Policja zdjęła odciski palców z poręczy ruchomych schodów w domu towarowym, gdzie rozegrała się tragedia. Na podstawie policyjnych kartotek udało się ustalić, że należą one do osobnika o wyglądzie zbliżonym do rysopisu, jaki podali świadkowie zajścia.
Poszukiwany mężczyzna jest 32-letnim Szwedem, mierzącym 180 cm wzrostu, odznaczającym się "mocną budową ciała i wyrazistymi rysami twarzy". Według dziennika "Expressen" osobnik ten jest bezdomnym narkomanem, który już wcześniej popełniał przestępstwa z użyciem noża.
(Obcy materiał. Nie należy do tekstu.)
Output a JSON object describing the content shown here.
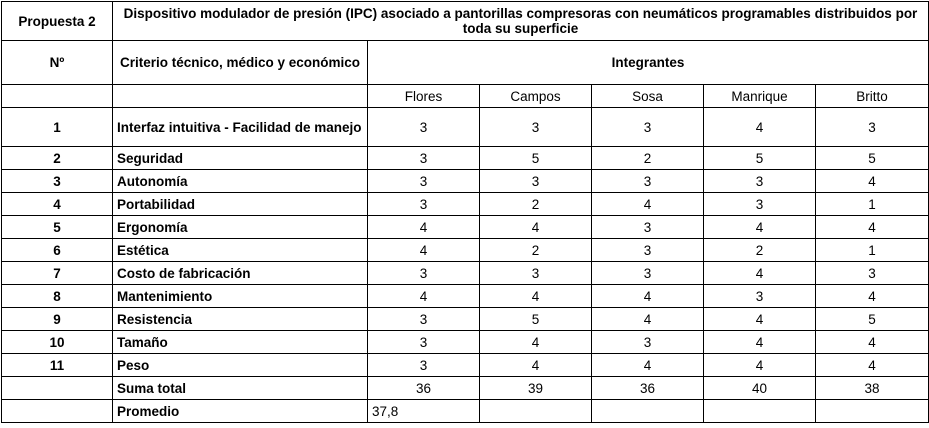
{
  "header": {
    "proposal_label": "Propuesta 2",
    "title": "Dispositivo modulador de presión (IPC) asociado a pantorillas compresoras con neumáticos programables distribuidos por toda su superficie",
    "number_label": "Nº",
    "criteria_label": "Criterio técnico, médico y económico",
    "members_label": "Integrantes"
  },
  "members": [
    "Flores",
    "Campos",
    "Sosa",
    "Manrique",
    "Britto"
  ],
  "rows": [
    {
      "n": "1",
      "criterion": "Interfaz intuitiva - Facilidad de manejo",
      "scores": [
        "3",
        "3",
        "3",
        "4",
        "3"
      ]
    },
    {
      "n": "2",
      "criterion": "Seguridad",
      "scores": [
        "3",
        "5",
        "2",
        "5",
        "5"
      ]
    },
    {
      "n": "3",
      "criterion": "Autonomía",
      "scores": [
        "3",
        "3",
        "3",
        "3",
        "4"
      ]
    },
    {
      "n": "4",
      "criterion": "Portabilidad",
      "scores": [
        "3",
        "2",
        "4",
        "3",
        "1"
      ]
    },
    {
      "n": "5",
      "criterion": "Ergonomía",
      "scores": [
        "4",
        "4",
        "3",
        "4",
        "4"
      ]
    },
    {
      "n": "6",
      "criterion": "Estética",
      "scores": [
        "4",
        "2",
        "3",
        "2",
        "1"
      ]
    },
    {
      "n": "7",
      "criterion": "Costo de fabricación",
      "scores": [
        "3",
        "3",
        "3",
        "4",
        "3"
      ]
    },
    {
      "n": "8",
      "criterion": "Mantenimiento",
      "scores": [
        "4",
        "4",
        "4",
        "3",
        "4"
      ]
    },
    {
      "n": "9",
      "criterion": "Resistencia",
      "scores": [
        "3",
        "5",
        "4",
        "4",
        "5"
      ]
    },
    {
      "n": "10",
      "criterion": "Tamaño",
      "scores": [
        "3",
        "4",
        "3",
        "4",
        "4"
      ]
    },
    {
      "n": "11",
      "criterion": "Peso",
      "scores": [
        "3",
        "4",
        "4",
        "4",
        "4"
      ]
    }
  ],
  "total": {
    "label": "Suma total",
    "values": [
      "36",
      "39",
      "36",
      "40",
      "38"
    ]
  },
  "average": {
    "label": "Promedio",
    "value": "37,8"
  }
}
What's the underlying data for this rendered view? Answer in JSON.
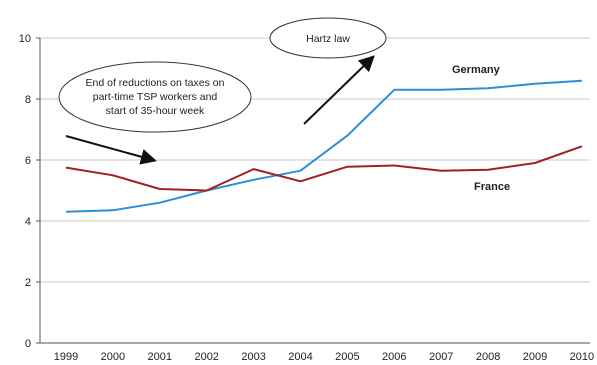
{
  "chart_data": {
    "type": "line",
    "x": [
      "1999",
      "2000",
      "2001",
      "2002",
      "2003",
      "2004",
      "2005",
      "2006",
      "2007",
      "2008",
      "2009",
      "2010"
    ],
    "ylim": [
      0,
      10
    ],
    "yticks": [
      0,
      2,
      4,
      6,
      8,
      10
    ],
    "grid": "horizontal",
    "series": [
      {
        "name": "Germany",
        "color": "#2e8fd6",
        "values": [
          4.3,
          4.35,
          4.6,
          5.0,
          5.35,
          5.65,
          6.8,
          8.3,
          8.3,
          8.35,
          8.5,
          8.6
        ]
      },
      {
        "name": "France",
        "color": "#a41e22",
        "values": [
          5.75,
          5.5,
          5.05,
          5.0,
          5.7,
          5.3,
          5.78,
          5.82,
          5.65,
          5.68,
          5.9,
          6.45
        ]
      }
    ],
    "annotations": [
      {
        "lines": [
          "End of reductions on taxes on",
          "part-time TSP workers and",
          "start of 35-hour week"
        ]
      },
      {
        "lines": [
          "Hartz law"
        ]
      }
    ]
  }
}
Choć rzecznik sztokholmskiej policji Mats Nylen ani nie potwierdza, ani nie zaprzecza rewelacjom dziennika "Expressen", władze już w czwartek wypowiadały się, że Lindh zabił najprawdopodobniej mężczyzna o bogatej kartotece policyjnej działający pod wpływem chwili.
Szefowa szwedzkiej dyplomacji Anna Lindh została zaatakowana w środę przez uzbrojonego w nóż mężczyznę, gdy bez asysty ochrony robiła zakupy w sztokholmskim domu towarowym. Morderca, uciekając, porzucił narzędzie zbrodni - nóż - oraz czapkę. Wskutek poniesionych ran, pomimo dramatycznej akcji ratunkowej, Anna Lindh zmarła w szpitalu w czwartek wczesnym rankiem.